IoT offers the promise of connecting everyday devices found in our cars and homes to city-wide devices like industrial systems and buildings. But IoT is evolving faster than the security measures to protect it — and security is critical so that consumers can trust IoT-based devices and services. These security efforts require collaboration from both the public and private sectors across the globe and are heavily influenced by consumer demand.
A vast network
Luckily, we do not need to start from scratch; many IoT security initiatives are already underway, but are proving to be incredibly complex. In particular, robust IoT security must include end devices, like smart watches and cars, the networks over which they communicate and the cloud services that store the data they collect. As more IoT devices join our networks, they introduce new threats.
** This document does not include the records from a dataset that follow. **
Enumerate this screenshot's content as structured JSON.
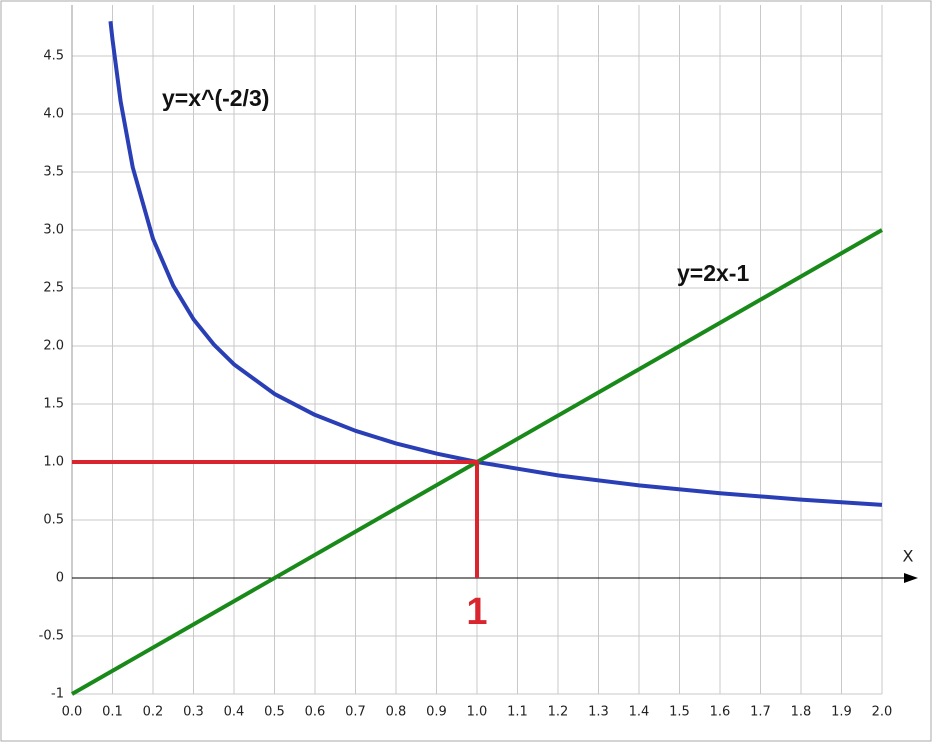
{
  "chart_data": {
    "type": "line",
    "xlabel": "X",
    "xlim": [
      0,
      2
    ],
    "ylim": [
      -1,
      4.94
    ],
    "xticks": [
      {
        "value": 0,
        "label": "0.0"
      },
      0.1,
      0.2,
      0.3,
      0.4,
      0.5,
      0.6,
      0.7,
      0.8,
      0.9,
      {
        "value": 1,
        "label": "1.0"
      },
      1.1,
      1.2,
      1.3,
      1.4,
      1.5,
      1.6,
      1.7,
      1.8,
      1.9,
      {
        "value": 2,
        "label": "2.0"
      }
    ],
    "yticks": [
      -1.0,
      -0.5,
      0,
      0.5,
      {
        "value": 1,
        "label": "1.0"
      },
      1.5,
      {
        "value": 2,
        "label": "2.0"
      },
      2.5,
      {
        "value": 3,
        "label": "3.0"
      },
      3.5,
      {
        "value": 4,
        "label": "4.0"
      },
      4.5
    ],
    "grid": true,
    "series": [
      {
        "name": "y=x^(-2/3)",
        "color": "#2a3fb5",
        "x": [
          0.095,
          0.1,
          0.12,
          0.15,
          0.2,
          0.25,
          0.3,
          0.35,
          0.4,
          0.5,
          0.6,
          0.7,
          0.8,
          0.9,
          1.0,
          1.2,
          1.4,
          1.6,
          1.8,
          2.0
        ],
        "values": [
          4.8,
          4.642,
          4.11,
          3.54,
          2.924,
          2.52,
          2.231,
          2.014,
          1.842,
          1.587,
          1.406,
          1.269,
          1.16,
          1.073,
          1.0,
          0.885,
          0.799,
          0.731,
          0.676,
          0.63
        ]
      },
      {
        "name": "y=2x-1",
        "color": "#198a19",
        "x": [
          0,
          2
        ],
        "values": [
          -1,
          3
        ]
      },
      {
        "color": "#d9262e",
        "x": [
          0,
          1,
          1
        ],
        "values": [
          1,
          1,
          0
        ]
      }
    ],
    "annotations": [
      {
        "text": "1",
        "color": "#d9262e"
      }
    ]
  }
}
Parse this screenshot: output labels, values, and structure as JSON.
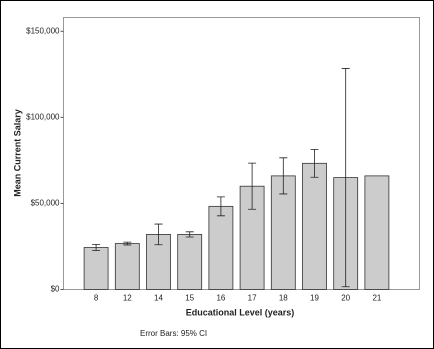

Those threats must be addressed in designing and defending networks in homes, businesses and government agencies. One of the most challenging aspects of security for IoT is its breadth — primarily because we must take into account the vast diversity of the devices and services that are available.
A changing environment
IoT is the ultimate intersection of technology with the physical world, and it can offer individuals and organizations new capabilities for convenience, health, efficiency and safety. But in order for these new advantages to exist, users must invest a high degree of trust. And that means a high degree of security is key. For example, laptop users could previously ignore the buildings around them as sources of cyber threats. But IoT has changed that environment: as more “things” communicate wirelessly, systems that previously could not or would not communicate are now connected, creating new threat vectors. Few of our laptop users, for instance, would take into account the fact that wireless networks they’re sharing with a smart building’s lighting-control system could be breached by cyber attackers.
A more secure America
The National Security Agency is focused on the protection of national security systems, which include classified networks as well as unclassified networks or equipment critical to military and intelligence operations. The Agency and our U.S. government partners also support or lead efforts to discover potential threats, contributing to the country’s overall cyber-defense efforts.
To reap the social and economic benefits of IoT, the nation, collectively, must help secure it. Gaining that security requires numerous partnerships across industry, academia and government. We must, as one team, have frank discussions about threats and how to address them.